Menurut penuturan Ayu Utami dalam bukunya, Simple
Miracle sengaja dibuat bersamaan dengan hari ke-40 setelah kematian
ibunya, namun karena satu dan lain hal buku ini baru rampung pada 100 hari kematian
sang Ibu. Simple Miracle memang menjadikan sang ibu sebagai
tokoh sentral. Sejak halaman ketiga penuturan tentang ketakutan ditinggal mati
ibu dari kacamata anak-anak sudah bisa membuat pembacanya menitikan air mata.
"Betapa mengerikannya hidup. Orang yang kita cintai bisa mati setiap saat."
Lembaran berikutnya adalah bagian yang
menegangkan (bagi saya) karena Ayu Utami mulai menuturkan pengalaman dan
pemahamannya tentang arwah dan sejenisnya. Tentang Bonifacius, keponakannya
yang memiliki kemampuan spesial, Bibi Gemuk dan Bibi Kurus yang gemar cerita
hantu dan hal lainnya yang berputar persoalan itu.
"Ibuku tetap ada untuk menjaga kami dari kecerdikan yang tidak pantas."

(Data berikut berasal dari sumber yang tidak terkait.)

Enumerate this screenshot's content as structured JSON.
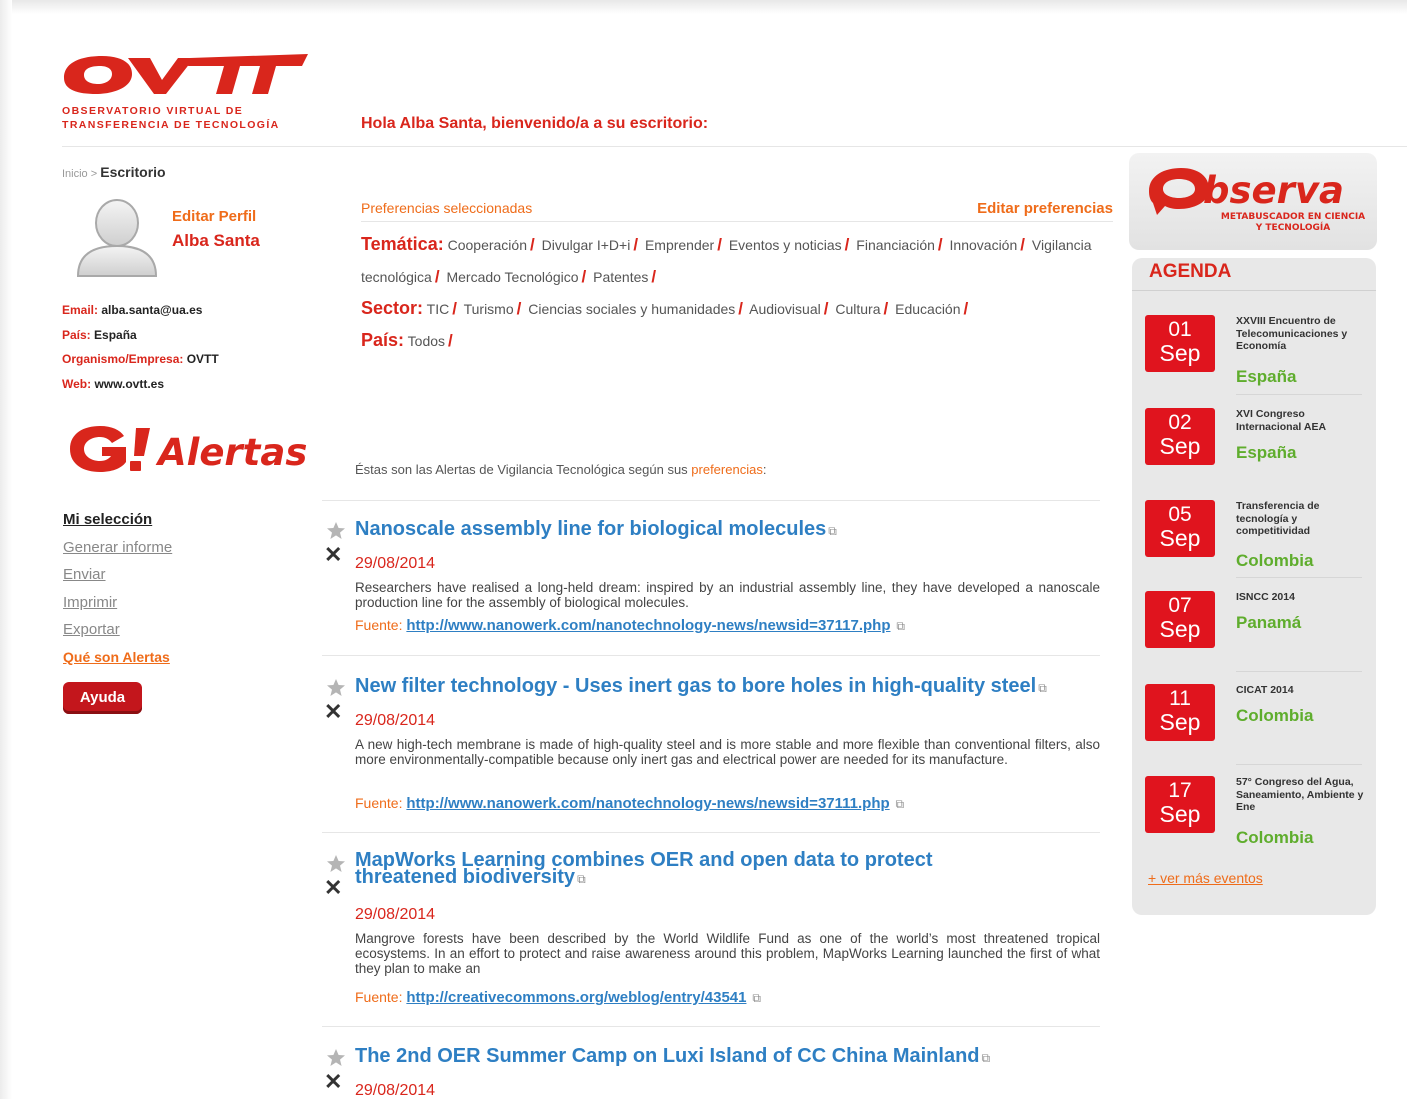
{
  "header": {
    "logo_sub_line1": "OBSERVATORIO VIRTUAL DE",
    "logo_sub_line2": "TRANSFERENCIA DE TECNOLOGÍA",
    "welcome": "Hola Alba Santa, bienvenido/a a su escritorio:"
  },
  "breadcrumb": {
    "home": "Inicio",
    "sep": ">",
    "current": "Escritorio"
  },
  "profile": {
    "edit_label": "Editar Perfil",
    "name": "Alba Santa",
    "email_label": "Email:",
    "email": "alba.santa@ua.es",
    "country_label": "País:",
    "country": "España",
    "org_label": "Organismo/Empresa:",
    "org": "OVTT",
    "web_label": "Web:",
    "web": "www.ovtt.es"
  },
  "preferences": {
    "title": "Preferencias seleccionadas",
    "edit_label": "Editar preferencias",
    "tematica_label": "Temática:",
    "tematica": [
      "Cooperación",
      "Divulgar I+D+i",
      "Emprender",
      "Eventos y noticias",
      "Financiación",
      "Innovación",
      "Vigilancia tecnológica",
      "Mercado Tecnológico",
      "Patentes"
    ],
    "sector_label": "Sector:",
    "sector": [
      "TIC",
      "Turismo",
      "Ciencias sociales y humanidades",
      "Audiovisual",
      "Cultura",
      "Educación"
    ],
    "pais_label": "País:",
    "pais": [
      "Todos"
    ]
  },
  "alertas": {
    "intro": "Éstas son las Alertas de Vigilancia Tecnológica según sus ",
    "intro_link": "preferencias",
    "intro_end": ":"
  },
  "side_menu": {
    "mi_seleccion": "Mi selección",
    "generar": "Generar informe",
    "enviar": "Enviar",
    "imprimir": "Imprimir",
    "exportar": "Exportar",
    "que_son": "Qué son Alertas",
    "ayuda": "Ayuda"
  },
  "alerts": [
    {
      "title": "Nanoscale assembly line for biological molecules",
      "date": "29/08/2014",
      "desc": "Researchers have realised a long-held dream: inspired by an industrial assembly line, they have developed a nanoscale production line for the assembly of biological molecules.",
      "source_label": "Fuente:",
      "source_url": "http://www.nanowerk.com/nanotechnology-news/newsid=37117.php"
    },
    {
      "title": "New filter technology - Uses inert gas to bore holes in high-quality steel",
      "date": "29/08/2014",
      "desc": "A new high-tech membrane is made of high-quality steel and is more stable and more flexible than conventional filters, also more environmentally-compatible because only inert gas and electrical power are needed for its manufacture.",
      "source_label": "Fuente:",
      "source_url": "http://www.nanowerk.com/nanotechnology-news/newsid=37111.php"
    },
    {
      "title_line1": "MapWorks Learning combines OER and open data to protect",
      "title_line2": "threatened biodiversity",
      "date": "29/08/2014",
      "desc": "Mangrove forests have been described by the World Wildlife Fund as one of the world’s most threatened tropical ecosystems. In an effort to protect and raise awareness around this problem, MapWorks Learning launched the first of what they plan to make an",
      "source_label": "Fuente:",
      "source_url": "http://creativecommons.org/weblog/entry/43541"
    },
    {
      "title": "The 2nd OER Summer Camp on Luxi Island of CC China Mainland",
      "date": "29/08/2014"
    }
  ],
  "observa": {
    "word": "bserva",
    "sub1": "METABUSCADOR EN CIENCIA",
    "sub2": "Y TECNOLOGÍA"
  },
  "agenda": {
    "title": "AGENDA",
    "events": [
      {
        "day": "01",
        "month": "Sep",
        "name": "XXVIII Encuentro de Telecomunicaciones y Economía",
        "country": "España"
      },
      {
        "day": "02",
        "month": "Sep",
        "name": "XVI Congreso Internacional AEA",
        "country": "España"
      },
      {
        "day": "05",
        "month": "Sep",
        "name": "Transferencia de tecnología y competitividad",
        "country": "Colombia"
      },
      {
        "day": "07",
        "month": "Sep",
        "name": "ISNCC 2014",
        "country": "Panamá"
      },
      {
        "day": "11",
        "month": "Sep",
        "name": "CICAT 2014",
        "country": "Colombia"
      },
      {
        "day": "17",
        "month": "Sep",
        "name": "57° Congreso del Agua, Saneamiento, Ambiente y Ene",
        "country": "Colombia"
      }
    ],
    "more": "+ ver más eventos"
  },
  "colors": {
    "red": "#d9261c",
    "orange": "#ef6c1a",
    "blue": "#2e7fc3",
    "green": "#5fad2d"
  }
}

Pembaca akan dibuat akrab dengan karakter ibu
yang lembut dan penyayang. Bagaimana bakti Ibu merawat Ayah yang telah sakit
selama bertahun-tahun juga pada Bibi Gemuk, kakak suaminya. Kisah pun menuju
klimaks dengan mengharukan.
"Untuk hal-hal yang tak bisa diverifikasi, aku memilih berdoa."
Pandangan kritis dan kenangan Ayu Utami tersebar
hampir di setiap halaman, tentang hal-hal gaib dan segala mitosnya, tidak
terkecuali pada Tuhan yang juga gaib. Pada tiap lembar pembaca seperti
diperlihatkan sebuah proses pemahaman dari hal-hal yang semula disangkal.

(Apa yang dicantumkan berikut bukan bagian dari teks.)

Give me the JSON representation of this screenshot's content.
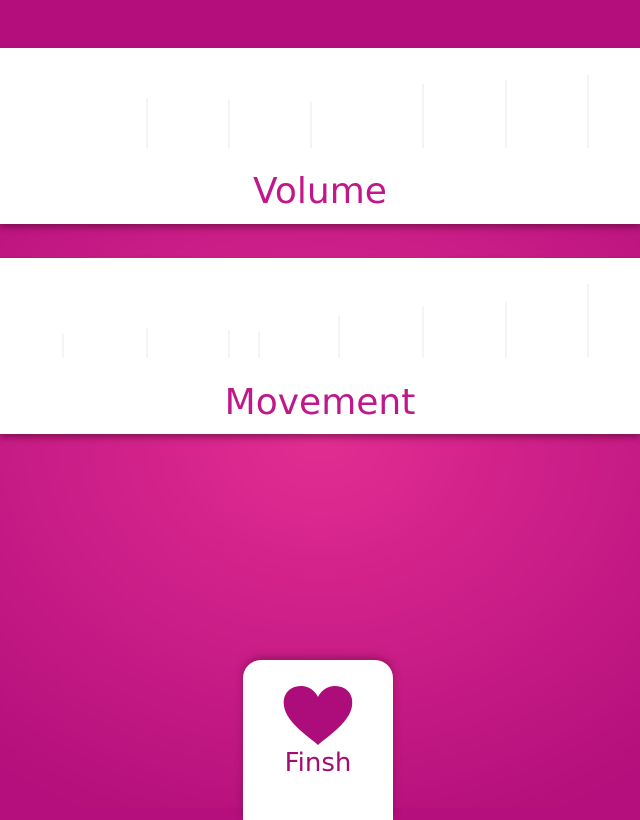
{
  "theme": {
    "accent": "#c0188a",
    "background": "#d0228a",
    "panel": "#ffffff",
    "heart": "#ac0d7a"
  },
  "volume": {
    "label": "Volume"
  },
  "movement": {
    "label": "Movement"
  },
  "finish": {
    "label": "Finsh",
    "icon": "heart-icon"
  }
}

Sayangnya, saya sedikit kecewa karena
menemukan beberapa kesalahan penulisan bahkan pada halaman-halaman awal dan
beberapa halaman setelahnya (kalau tidak salah ada pada halaman 30, 70, 87 dan
75).
Tapi tetap saja pemikiran Ayu Utami yang selalu
cerdas dan kritis dalam banyak hal membuat saya merekomendasikan buku ini untuk dibaca.

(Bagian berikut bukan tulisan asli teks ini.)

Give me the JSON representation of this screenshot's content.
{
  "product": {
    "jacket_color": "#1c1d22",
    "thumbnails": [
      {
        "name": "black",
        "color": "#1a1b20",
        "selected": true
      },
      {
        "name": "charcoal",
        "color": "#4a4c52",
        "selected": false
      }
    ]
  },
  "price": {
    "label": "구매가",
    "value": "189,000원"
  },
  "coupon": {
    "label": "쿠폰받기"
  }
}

"Sesuatu yang tidak kita alami secara empiris, bukan berarti tidak ada secara logis. Jika kita tidak mendengar frekuensi bunyi tertentu, bukannya bunyi itu tidak ada. Anjing bisa mendeteksi bunyi yang tak kita dengar atau bau yang tak kita hirup. Kalau kita tidak menyaksikan apapun, barangkali itu karena keterbatasan dan kebebalan kita sendiri." (hal 69)
0 comments:
Post a Comment
What do you think?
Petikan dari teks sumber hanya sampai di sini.